Some words from the copyright industry.  
 
In the Washington Post, Jack Valenti of the movie trade group MPAA
lays out his case for prohibiting computers which can copy files,
though he doesn't mention the SSSCA by name.  
      http://www.newsbytes.com/news/02/174745.html
 
The RIAA issues its own press release on 2001 cd sales.  Their numbers 
don't tally precisely with Soundscan, possibly because the RIAA 
includes "club" sales.  But the basic outlook is the same.
 
The RIAA says it has a survey indicating that 23% of their customers bought
less music because they were downloading or making homemade CDs.
 
Units of recorded music shipped                     -10.3%
dollar value of those discs                          -4.1%
 
full-length CDs units shipped                        -6.4%
 
In analog formats, cassette sales fell 40%.  LP sales, however, increased.  :)

http://www.riaa.org
krj
response 82 of 219: Mark Unseen   Feb 27 15:28 UTC 2002

An entertaining Slashdot rant on the RIAA press release:
  http://slashdot.org/article.pl?sid=02/02/27/0213252
"RIAA Almost Down to Pre-Napster Revenues"

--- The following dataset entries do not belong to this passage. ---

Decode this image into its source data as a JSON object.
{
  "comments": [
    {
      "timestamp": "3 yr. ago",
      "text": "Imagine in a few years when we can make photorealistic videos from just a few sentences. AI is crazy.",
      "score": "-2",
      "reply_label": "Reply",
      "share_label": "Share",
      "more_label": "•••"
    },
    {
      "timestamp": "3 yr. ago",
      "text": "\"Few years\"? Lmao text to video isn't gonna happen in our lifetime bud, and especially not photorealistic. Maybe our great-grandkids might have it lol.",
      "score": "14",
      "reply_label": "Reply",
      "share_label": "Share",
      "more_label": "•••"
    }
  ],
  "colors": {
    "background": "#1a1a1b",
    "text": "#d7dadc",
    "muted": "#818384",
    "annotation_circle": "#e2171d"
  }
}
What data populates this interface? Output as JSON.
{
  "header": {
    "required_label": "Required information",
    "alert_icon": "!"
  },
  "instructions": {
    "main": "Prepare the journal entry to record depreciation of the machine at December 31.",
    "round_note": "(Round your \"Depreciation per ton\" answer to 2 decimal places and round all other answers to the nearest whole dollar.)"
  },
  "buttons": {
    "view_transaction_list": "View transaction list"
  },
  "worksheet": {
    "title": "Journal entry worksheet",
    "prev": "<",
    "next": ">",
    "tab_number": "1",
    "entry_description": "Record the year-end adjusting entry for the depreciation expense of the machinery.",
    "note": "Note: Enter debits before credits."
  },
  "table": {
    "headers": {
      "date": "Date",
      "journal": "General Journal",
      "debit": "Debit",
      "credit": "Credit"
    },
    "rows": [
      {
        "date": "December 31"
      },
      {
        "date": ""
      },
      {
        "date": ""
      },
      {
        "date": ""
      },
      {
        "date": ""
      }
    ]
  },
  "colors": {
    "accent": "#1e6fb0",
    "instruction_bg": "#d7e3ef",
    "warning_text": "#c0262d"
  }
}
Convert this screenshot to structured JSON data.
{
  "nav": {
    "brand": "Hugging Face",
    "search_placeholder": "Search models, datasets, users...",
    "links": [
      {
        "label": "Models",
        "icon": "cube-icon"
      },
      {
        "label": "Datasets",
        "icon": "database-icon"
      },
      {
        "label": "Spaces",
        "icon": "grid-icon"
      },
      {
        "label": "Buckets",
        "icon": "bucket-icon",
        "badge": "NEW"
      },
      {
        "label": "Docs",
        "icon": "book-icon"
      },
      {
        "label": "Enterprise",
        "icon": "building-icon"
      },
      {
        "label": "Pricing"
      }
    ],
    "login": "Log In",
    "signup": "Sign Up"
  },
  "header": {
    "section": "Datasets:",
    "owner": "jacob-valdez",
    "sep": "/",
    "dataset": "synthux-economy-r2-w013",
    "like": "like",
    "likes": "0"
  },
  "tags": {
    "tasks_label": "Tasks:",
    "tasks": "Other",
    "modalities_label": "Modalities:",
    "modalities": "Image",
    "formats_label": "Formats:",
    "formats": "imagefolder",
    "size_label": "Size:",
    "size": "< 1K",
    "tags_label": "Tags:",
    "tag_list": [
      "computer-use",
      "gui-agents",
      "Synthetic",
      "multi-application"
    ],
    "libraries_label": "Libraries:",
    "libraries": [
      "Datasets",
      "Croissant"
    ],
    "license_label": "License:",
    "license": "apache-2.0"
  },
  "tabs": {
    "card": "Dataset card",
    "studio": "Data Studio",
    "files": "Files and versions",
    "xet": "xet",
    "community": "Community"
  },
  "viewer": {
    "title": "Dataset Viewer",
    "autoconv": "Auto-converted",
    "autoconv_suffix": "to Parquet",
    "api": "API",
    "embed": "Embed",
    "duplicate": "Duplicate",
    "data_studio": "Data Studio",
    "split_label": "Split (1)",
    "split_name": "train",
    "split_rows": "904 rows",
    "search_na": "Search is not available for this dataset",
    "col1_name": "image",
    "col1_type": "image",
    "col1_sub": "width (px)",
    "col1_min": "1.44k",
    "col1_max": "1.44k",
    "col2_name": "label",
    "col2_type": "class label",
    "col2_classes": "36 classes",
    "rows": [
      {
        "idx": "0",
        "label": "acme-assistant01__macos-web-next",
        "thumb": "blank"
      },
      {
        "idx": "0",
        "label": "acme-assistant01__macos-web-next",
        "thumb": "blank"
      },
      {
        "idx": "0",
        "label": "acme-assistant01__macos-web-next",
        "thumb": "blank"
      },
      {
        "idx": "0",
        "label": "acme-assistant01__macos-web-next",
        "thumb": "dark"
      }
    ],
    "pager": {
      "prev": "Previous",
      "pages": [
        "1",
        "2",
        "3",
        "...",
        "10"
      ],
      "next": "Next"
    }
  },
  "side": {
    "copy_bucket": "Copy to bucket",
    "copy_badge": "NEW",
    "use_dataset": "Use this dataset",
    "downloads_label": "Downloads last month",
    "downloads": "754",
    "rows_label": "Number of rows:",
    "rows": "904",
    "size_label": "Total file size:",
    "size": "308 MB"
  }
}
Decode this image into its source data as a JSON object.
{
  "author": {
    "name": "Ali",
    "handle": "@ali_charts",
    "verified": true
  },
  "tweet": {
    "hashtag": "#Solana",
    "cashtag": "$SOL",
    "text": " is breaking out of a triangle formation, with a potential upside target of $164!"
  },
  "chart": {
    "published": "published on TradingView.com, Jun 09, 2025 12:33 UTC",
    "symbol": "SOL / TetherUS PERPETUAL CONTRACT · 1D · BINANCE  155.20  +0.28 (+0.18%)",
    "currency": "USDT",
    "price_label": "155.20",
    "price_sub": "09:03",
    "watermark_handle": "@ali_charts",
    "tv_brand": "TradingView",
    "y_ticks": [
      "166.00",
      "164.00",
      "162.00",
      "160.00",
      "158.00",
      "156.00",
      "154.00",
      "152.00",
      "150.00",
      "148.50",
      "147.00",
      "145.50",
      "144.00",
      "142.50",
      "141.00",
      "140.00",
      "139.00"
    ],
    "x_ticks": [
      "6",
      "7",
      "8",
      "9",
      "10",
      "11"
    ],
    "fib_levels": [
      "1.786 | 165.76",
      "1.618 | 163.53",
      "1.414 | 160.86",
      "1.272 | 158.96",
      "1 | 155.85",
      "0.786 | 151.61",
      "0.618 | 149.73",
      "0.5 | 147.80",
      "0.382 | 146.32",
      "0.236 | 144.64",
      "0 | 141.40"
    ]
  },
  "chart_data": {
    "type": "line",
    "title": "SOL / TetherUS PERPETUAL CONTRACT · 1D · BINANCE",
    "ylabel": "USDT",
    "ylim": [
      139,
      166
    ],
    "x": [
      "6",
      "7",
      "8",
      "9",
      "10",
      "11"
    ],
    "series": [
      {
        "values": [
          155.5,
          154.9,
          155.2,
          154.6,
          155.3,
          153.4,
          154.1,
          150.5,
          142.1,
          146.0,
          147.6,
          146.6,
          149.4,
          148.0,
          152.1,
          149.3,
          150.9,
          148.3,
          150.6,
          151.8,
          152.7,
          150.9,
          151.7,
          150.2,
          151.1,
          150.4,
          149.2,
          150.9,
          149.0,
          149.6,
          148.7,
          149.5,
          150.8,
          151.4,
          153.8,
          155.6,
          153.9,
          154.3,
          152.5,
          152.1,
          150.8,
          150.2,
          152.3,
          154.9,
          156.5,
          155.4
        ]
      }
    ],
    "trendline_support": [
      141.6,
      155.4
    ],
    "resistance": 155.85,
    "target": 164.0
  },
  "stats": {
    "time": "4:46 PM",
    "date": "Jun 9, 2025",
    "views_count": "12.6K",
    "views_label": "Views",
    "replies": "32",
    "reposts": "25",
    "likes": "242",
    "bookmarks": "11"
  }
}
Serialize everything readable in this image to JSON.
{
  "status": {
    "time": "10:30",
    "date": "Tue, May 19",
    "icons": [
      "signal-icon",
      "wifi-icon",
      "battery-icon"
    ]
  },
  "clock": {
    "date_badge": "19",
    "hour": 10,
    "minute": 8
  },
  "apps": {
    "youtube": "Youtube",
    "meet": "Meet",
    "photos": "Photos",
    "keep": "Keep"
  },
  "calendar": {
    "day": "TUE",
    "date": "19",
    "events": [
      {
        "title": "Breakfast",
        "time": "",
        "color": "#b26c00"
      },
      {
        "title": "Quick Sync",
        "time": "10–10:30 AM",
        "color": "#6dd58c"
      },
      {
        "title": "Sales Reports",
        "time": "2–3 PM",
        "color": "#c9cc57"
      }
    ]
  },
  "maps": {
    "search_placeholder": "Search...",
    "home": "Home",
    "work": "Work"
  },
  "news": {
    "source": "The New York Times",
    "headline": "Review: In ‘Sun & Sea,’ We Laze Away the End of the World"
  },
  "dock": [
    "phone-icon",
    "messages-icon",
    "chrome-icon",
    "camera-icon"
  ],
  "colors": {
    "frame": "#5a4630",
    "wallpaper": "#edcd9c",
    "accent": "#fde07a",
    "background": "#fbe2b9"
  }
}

"Napster came out in 1999, and the Recording Industry Association
of America had two great revenue statements for that year and the next."

However, when Napster was crippled, CD sales fell.  
Causality would be very difficult to establish.
As was reported by the LA Times and logged earlier in one of these 
items, CD sales stopped rising and started to fall the very week 
Napster was forced to begin filtering.
(Slashdot links to an SFgate story with the same theme:
  http://www.sfgate.com/cgi-bin/article.cgi?file=/chronicle/archive/2001/08
/05/PK220163.DTL     )

A number of followup writers mention that in most industries, falling 
sales generally lead to lower prices.  That hasn't happened yet in 
the CD business, despite promising news stories at the end of 2000
that the sales slump would certainly lead to lower prices.
 
Instead, the recording industry is behaving as if it is a regulated
public utility, guaranteed a return on investment no matter what its 
costs are.
jazz
response 83 of 219: Mark Unseen   Feb 27 16:51 UTC 2002

        ... and no matter what shape the economy's in.
other
response 84 of 219: Mark Unseen   Feb 27 17:42 UTC 2002

Good.  If they go bankrupt, then they can (and will) be replaced by 
larger numbers of smaller labels who lack the might to force their profit 
enforcement down our throats.
other
response 85 of 219: Mark Unseen   Feb 27 17:44 UTC 2002

(I speak as someone who does not buy CDs except directly from the artists 
-- with very rare exception -- and who actually might buy them if their 
pricing was reasonable.)
anderyn
response 86 of 219: Mark Unseen   Feb 27 18:32 UTC 2002

This response has been erased.

krj
response 87 of 219: Mark Unseen   Feb 27 19:05 UTC 2002

A number of sources report that Senator Hollings opens hearing on the 
SSSCA proposal, which would criminalize the further production of 
every computer ever made to date, on Thursday.  The Valenti piece in the 
Washington Post (resp:81) is apparently a warmup pitch.